= Intruder (board game) =

Board wargame published in 1980

Cover art by Alvin Bellflower, 1980

Intruder is a solitaire science fiction microgame published in 1980 by Task Force Games in which a rapidly maturing alien roams a space station, ambushing and killing crew members.

==Description==
Intruder is a solitaire game based on the movie Alien. A young alien life form has escaped from the labs of the space station Prometheus, and hunts members of the crew as it matures and gains new abilities, moving randomly each turn. The player controls the crew working to find the alien and either capture it when it is young, or kill it in its later life stages before crew losses become unacceptable. If all else fails, the crew can initiate a self-destruct sequence to destroy the Prometheus while escaping by shuttle; however, there is a chance that the alien will also escape by stowing away on one of the shuttles.

===Gameplay===
The game map shows the various areas and corridors of the Prometheus with weapons, lab animals, dummy counters and the alien in various locations. The alien and dummy counters are placed facedown and are all moved randomly. The player does not know if a human has encountered the alien or a dummy counter until it is flipped over.

The sequence of play in each turn is:
- Movement of alien: Facedown counters (one of which is the alien) are moved randomly
- Interaction phase: Crew members can investigate facedown counters to try to determine the location of the alien. Combat may ensue.
- Panic phase: If a crew member is killed, all crew members retreat to the command module and the facedown counters are again moved randomly, hiding the new location of the alien.
- Metamorphosis phase: A die is rolled to see if the alien matures and gains new abilities.
- Movement phase: the crew can move to search for the alien or reach caches of weapons or technology. If they reach a facedown counter, interaction combat with the alien may result.
- Self destruct advances: If the self-destruct sequence has been initiated, the sequence advances by one step.

The game components are a 16" x 20" paper map, 54 die-cut counters and a 16-page rulebook, packaged in a zip-lock bag.

===Other scenarios===
The game comes with three other scenarios:
- a two-player game where the second player controls the alien
- a solitaire game where a heavily armed boarding party enters the station to hunt down the fully grown alien.
- a two- or three-player scenario where one player controls the Science Officer who wants to capture the alien for study, the second player controls the crew who just want to hunt it down, and a third player can control the alien.

==Publication history==
In 1977, Metagaming Concepts published Ogre and pioneered the microgame, a small and easy-to-learn wargame, often with a fantasy or science fiction theme, packaged in a ziplock bag or thin plastic case.

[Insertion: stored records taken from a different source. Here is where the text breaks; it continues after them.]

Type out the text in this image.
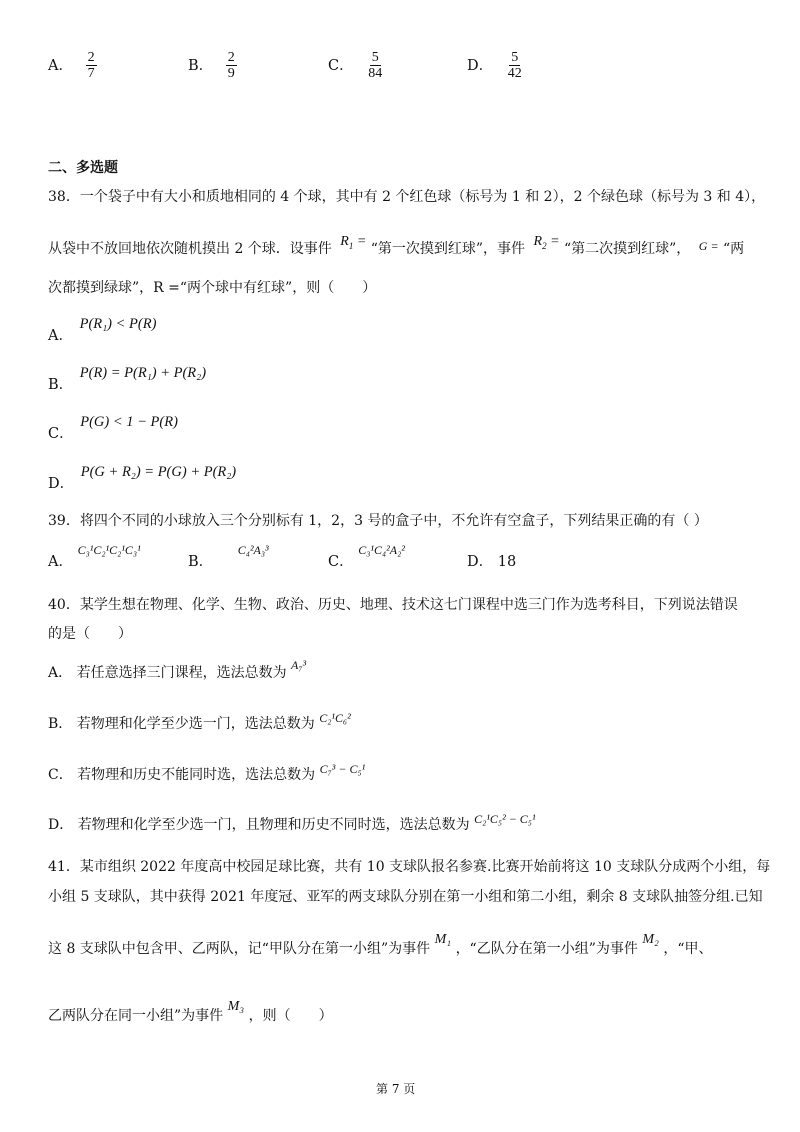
A． $\frac{2}{7}$	B． $\frac{2}{9}$	C． $\frac{5}{84}$	D． $\frac{5}{42}$
二、多选题
38．一个袋子中有大小和质地相同的 4 个球，其中有 2 个红色球（标号为 1 和 2），2 个绿色球（标号为 3 和 4），
从袋中不放回地依次随机摸出 2 个球．设事件 $R_1$ = “第一次摸到红球”，事件 $R_2$ = “第二次摸到红球”， G = “两
次都摸到绿球”，R =“两个球中有红球”，则（　　）
A． P(R₁) < P(R)
B． P(R) = P(R₁) + P(R₂)
C． P(G) < 1 − P(R)
D． P(G + R₂) = P(G) + P(R₂)
39．将四个不同的小球放入三个分别标有 1，2，3 号的盒子中，不允许有空盒子，下列结果正确的有（ ）
A． C₃¹C₂¹C₂¹C₃¹
B． C₄²A₃³
C． C₃¹C₄²A₂²
D． 18
40．某学生想在物理、化学、生物、政治、历史、地理、技术这七门课程中选三门作为选考科目，下列说法错误
的是（　　）
A． 若任意选择三门课程，选法总数为 A₇³
B． 若物理和化学至少选一门，选法总数为 C₂¹C₆²
C． 若物理和历史不能同时选，选法总数为 C₇³ − C₅¹
D． 若物理和化学至少选一门，且物理和历史不同时选，选法总数为 C₂¹C₅² − C₅¹
41．某市组织 2022 年度高中校园足球比赛，共有 10 支球队报名参赛.比赛开始前将这 10 支球队分成两个小组，每
小组 5 支球队，其中获得 2021 年度冠、亚军的两支球队分别在第一小组和第二小组，剩余 8 支球队抽签分组.已知
这 8 支球队中包含甲、乙两队，记“甲队分在第一小组”为事件 M₁ ，“乙队分在第一小组”为事件 M₂ ，“甲、
乙两队分在同一小组”为事件 M₃ ，则（　　）
第 7 页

Several game companies responded with their own lines of microgrames, chief among them the "Fantasy Capsule" and "Space Capsule" microgames of Simulations Publications Inc. and the "Pocket Games" of Task Force Games. The sixth of the Pocket Game line was Intruder, a microgame designed by B. Dennis Sustare, with interior art by R. Vance Buck and Stephen V. Cole, and cover art by Alvin Bellflower. It was published by Task Force Games in 1980.

==Reception==
In the May–June 1980 edition of The Space Gamer (Issue No. 28), Jerry Epperson was not impressed by Intruder, saying, "I was somewhat disappointed. This one is for solitaire gamers, or others who are really hard up for new sci-fi games."

In the July 1980 edition of Dragon, Tony Watson liked Intruder, saying, "There was a game in that movie [Alien], and Task Force has done a fine job of extracting and offering it to us in a pocket-game format." Watson enjoyed the quick turns that resulted in gameplay of only 45 minutes. His only complaints were about a couple of glitches in the rules, and the shiny finish on the counters, which sometimes revealed the location of the facedown alien due to reflection. Watson recommended the game, saying, "The game... is a lot of fun. The situation is tense and games are often close. The Intruder is truly a mean monster and the player will have to use some brains to defeat it."

Roger Sandell reviewed Intruder for White Dwarf #21, giving it an overall rating of 6 out of 10, and stated that "in the end, my feeling is that this game is a good idea which needs further development. It would have been nice to have seen a game system that, like The Creature That Ate Sheboygan, allowed the Intruder to be radically different each time."

In Issue 27 of Simulacrum, Brian Train noted, "Okay, sure, this is a direct and unauthorised rip-off of the movie Alien, down to the monster on the cover. [...] But it's still a situation that lends itself to a primarily solitaire design, and Dennis Sustare made a fun game out of it."